In March, the ECB agreed to step up its bond purchases, and most policymakers who have spoken since have been pleased with stopping the increase in borrowing costs in financial markets, with some Inflation-adjusted yields even tend to be lower due to bank intervention.

But at the current rate, the ECB is likely to expire the purchase quota before it is expected to end in March next year, so their June decision will be an important signal as to whether The 1.85 trillion euro (2.22 trillion USD) Pandemic Emergency Purchasing Program (PEPP) is likely to ease early next year.

Dutch policymaker Klaas Knot, one of the most conservative members of the Board of Governors, has said that starting to reduce purchases from June could be feasible, even if others give.
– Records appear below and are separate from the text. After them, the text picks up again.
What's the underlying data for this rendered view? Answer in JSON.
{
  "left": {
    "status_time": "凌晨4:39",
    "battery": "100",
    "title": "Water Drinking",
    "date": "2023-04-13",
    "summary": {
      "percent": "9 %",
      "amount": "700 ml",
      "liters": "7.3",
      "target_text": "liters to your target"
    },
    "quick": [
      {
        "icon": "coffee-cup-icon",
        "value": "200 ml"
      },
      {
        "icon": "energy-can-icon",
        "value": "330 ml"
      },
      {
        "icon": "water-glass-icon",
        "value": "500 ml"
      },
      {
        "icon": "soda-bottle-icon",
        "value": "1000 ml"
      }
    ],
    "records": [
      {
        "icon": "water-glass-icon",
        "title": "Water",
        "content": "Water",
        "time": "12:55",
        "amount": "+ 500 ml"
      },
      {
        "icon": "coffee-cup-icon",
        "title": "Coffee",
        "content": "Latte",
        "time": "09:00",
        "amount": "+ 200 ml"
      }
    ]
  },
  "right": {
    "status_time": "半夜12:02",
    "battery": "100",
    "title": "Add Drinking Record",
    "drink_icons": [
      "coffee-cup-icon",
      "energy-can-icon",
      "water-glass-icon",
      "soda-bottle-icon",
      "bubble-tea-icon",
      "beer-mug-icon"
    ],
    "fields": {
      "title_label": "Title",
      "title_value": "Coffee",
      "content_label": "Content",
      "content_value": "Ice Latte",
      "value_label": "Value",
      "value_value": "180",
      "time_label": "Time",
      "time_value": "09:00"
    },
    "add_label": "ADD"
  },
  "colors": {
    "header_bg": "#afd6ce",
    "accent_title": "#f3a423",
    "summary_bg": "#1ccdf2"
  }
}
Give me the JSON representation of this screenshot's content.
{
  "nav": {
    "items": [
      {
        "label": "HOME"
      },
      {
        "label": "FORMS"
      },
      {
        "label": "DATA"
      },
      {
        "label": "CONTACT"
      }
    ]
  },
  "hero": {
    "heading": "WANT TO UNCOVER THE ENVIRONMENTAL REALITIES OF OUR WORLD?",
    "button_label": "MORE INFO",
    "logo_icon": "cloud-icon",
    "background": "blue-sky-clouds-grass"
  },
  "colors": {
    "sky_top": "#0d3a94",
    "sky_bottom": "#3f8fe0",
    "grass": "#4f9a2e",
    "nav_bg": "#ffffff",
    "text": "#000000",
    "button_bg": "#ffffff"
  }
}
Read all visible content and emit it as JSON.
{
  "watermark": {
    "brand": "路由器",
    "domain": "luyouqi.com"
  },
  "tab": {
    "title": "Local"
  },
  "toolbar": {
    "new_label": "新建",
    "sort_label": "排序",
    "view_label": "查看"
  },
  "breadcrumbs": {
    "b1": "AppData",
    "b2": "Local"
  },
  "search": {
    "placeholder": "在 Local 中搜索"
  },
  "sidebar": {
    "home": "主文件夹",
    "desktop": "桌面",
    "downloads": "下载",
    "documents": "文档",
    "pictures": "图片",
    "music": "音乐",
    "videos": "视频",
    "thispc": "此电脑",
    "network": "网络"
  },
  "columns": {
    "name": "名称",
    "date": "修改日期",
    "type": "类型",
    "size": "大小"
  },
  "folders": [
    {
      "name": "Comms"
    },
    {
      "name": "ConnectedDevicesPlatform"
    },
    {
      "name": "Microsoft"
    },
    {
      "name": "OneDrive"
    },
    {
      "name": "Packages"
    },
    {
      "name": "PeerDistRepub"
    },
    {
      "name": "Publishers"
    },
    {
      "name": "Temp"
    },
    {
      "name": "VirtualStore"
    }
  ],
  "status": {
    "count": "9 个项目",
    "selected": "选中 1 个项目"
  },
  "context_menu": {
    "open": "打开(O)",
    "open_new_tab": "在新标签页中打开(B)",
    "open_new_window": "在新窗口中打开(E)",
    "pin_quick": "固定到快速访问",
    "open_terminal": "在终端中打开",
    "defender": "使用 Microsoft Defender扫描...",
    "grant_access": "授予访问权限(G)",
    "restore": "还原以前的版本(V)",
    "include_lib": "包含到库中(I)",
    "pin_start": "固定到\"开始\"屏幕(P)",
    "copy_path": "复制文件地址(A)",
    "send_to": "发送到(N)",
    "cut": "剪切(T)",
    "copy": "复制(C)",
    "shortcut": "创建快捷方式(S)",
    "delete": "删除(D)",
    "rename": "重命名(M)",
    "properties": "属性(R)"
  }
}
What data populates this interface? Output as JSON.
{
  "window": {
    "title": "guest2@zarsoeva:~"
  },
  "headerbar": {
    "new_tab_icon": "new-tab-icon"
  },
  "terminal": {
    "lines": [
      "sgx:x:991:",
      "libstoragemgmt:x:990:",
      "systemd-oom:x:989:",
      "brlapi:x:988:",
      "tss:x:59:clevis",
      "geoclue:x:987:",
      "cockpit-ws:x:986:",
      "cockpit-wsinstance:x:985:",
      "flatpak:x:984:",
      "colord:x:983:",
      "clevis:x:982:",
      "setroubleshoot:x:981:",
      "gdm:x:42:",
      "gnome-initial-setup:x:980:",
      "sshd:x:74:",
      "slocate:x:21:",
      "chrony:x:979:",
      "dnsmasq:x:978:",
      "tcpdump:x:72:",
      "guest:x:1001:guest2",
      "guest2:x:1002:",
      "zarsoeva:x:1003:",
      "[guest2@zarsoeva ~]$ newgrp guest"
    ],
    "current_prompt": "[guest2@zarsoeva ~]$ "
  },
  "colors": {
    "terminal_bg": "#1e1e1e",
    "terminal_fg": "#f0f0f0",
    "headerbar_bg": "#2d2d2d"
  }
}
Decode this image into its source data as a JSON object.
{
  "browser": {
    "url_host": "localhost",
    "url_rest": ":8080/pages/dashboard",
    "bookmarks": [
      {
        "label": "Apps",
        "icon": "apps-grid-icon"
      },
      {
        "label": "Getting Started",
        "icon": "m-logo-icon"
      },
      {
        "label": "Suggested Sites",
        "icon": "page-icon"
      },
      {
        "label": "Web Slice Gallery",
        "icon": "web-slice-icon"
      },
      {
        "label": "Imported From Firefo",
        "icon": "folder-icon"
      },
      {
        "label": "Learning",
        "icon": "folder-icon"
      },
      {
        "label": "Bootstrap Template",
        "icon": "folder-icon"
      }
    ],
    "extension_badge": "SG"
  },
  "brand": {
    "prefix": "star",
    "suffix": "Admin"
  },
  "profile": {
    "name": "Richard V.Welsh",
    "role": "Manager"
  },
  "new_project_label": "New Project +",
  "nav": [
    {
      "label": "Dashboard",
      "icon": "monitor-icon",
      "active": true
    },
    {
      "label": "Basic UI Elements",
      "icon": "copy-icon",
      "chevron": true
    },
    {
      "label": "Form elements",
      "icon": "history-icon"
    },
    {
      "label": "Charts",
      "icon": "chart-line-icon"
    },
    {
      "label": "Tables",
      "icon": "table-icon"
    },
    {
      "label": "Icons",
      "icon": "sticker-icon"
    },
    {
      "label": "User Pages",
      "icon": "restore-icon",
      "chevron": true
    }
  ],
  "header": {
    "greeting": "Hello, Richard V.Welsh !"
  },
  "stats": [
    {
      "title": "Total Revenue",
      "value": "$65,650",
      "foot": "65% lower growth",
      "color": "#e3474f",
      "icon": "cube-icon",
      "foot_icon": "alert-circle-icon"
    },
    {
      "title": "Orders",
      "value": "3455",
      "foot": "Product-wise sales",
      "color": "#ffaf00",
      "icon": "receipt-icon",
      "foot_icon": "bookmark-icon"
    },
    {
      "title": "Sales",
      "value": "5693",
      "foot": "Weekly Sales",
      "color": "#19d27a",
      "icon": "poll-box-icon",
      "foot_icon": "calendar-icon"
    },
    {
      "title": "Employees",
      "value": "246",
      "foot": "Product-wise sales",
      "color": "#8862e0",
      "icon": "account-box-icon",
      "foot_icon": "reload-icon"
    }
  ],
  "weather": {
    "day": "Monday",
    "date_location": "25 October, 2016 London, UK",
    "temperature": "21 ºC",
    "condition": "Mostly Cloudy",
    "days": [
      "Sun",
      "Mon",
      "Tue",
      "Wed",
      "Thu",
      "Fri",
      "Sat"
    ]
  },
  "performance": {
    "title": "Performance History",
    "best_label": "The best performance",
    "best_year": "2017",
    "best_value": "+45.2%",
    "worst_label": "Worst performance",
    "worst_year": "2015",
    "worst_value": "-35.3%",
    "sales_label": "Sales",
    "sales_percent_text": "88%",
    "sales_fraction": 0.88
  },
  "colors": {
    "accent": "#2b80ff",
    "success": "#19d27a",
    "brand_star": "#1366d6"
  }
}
Up to now have rejected this idea, saying that small talks were coming up soon. deadly third wave of COVID-19.


Even if growth was fragile and the lockout had previously been unintended, there was plenty for Lagarde to cheer on.

The current pandemic wave appears to have stopped in Europe, vaccination rates are accelerating, and the European Union’s 750 billion euro recovery fund has addressed an important judicial challenge.

Companies are also showing flexibility in adapting to life under sanctions, and governments are adding fiscal support measures, ensuring that companies stay afloat.

All of this suggests a quick recovery as immunity levels rise, which will leave the ECB in a policy dilemma sooner or later.

The Bank has promised “favorable” financing conditions and bought more bonds during the “urgent” period of the pandemic.

But neither of these terms was identified, leaving investors predicting how it reacted to the eventual rebound.

Once the rebound takes place and the ECB cuts down on bond purchases, the key question will be a guaranteed yield increase and how the bank can avoid the impression of micro-yield management.

“The challenge for the ECB will be to ensure that slowdowns from June are not seen as a change to the ECB’s response function, and instead seen as a response to improvement. in the economic context, “BNP said in a note to clients.

The ECB will make its policy decision at 11:45 GMT followed by Lagarde’s 12:30 GMT press conference.

With the unchanged policy, the deposit rate of ECB is said to remain negative at 0.5% and the main interest rate to be stable at 0%.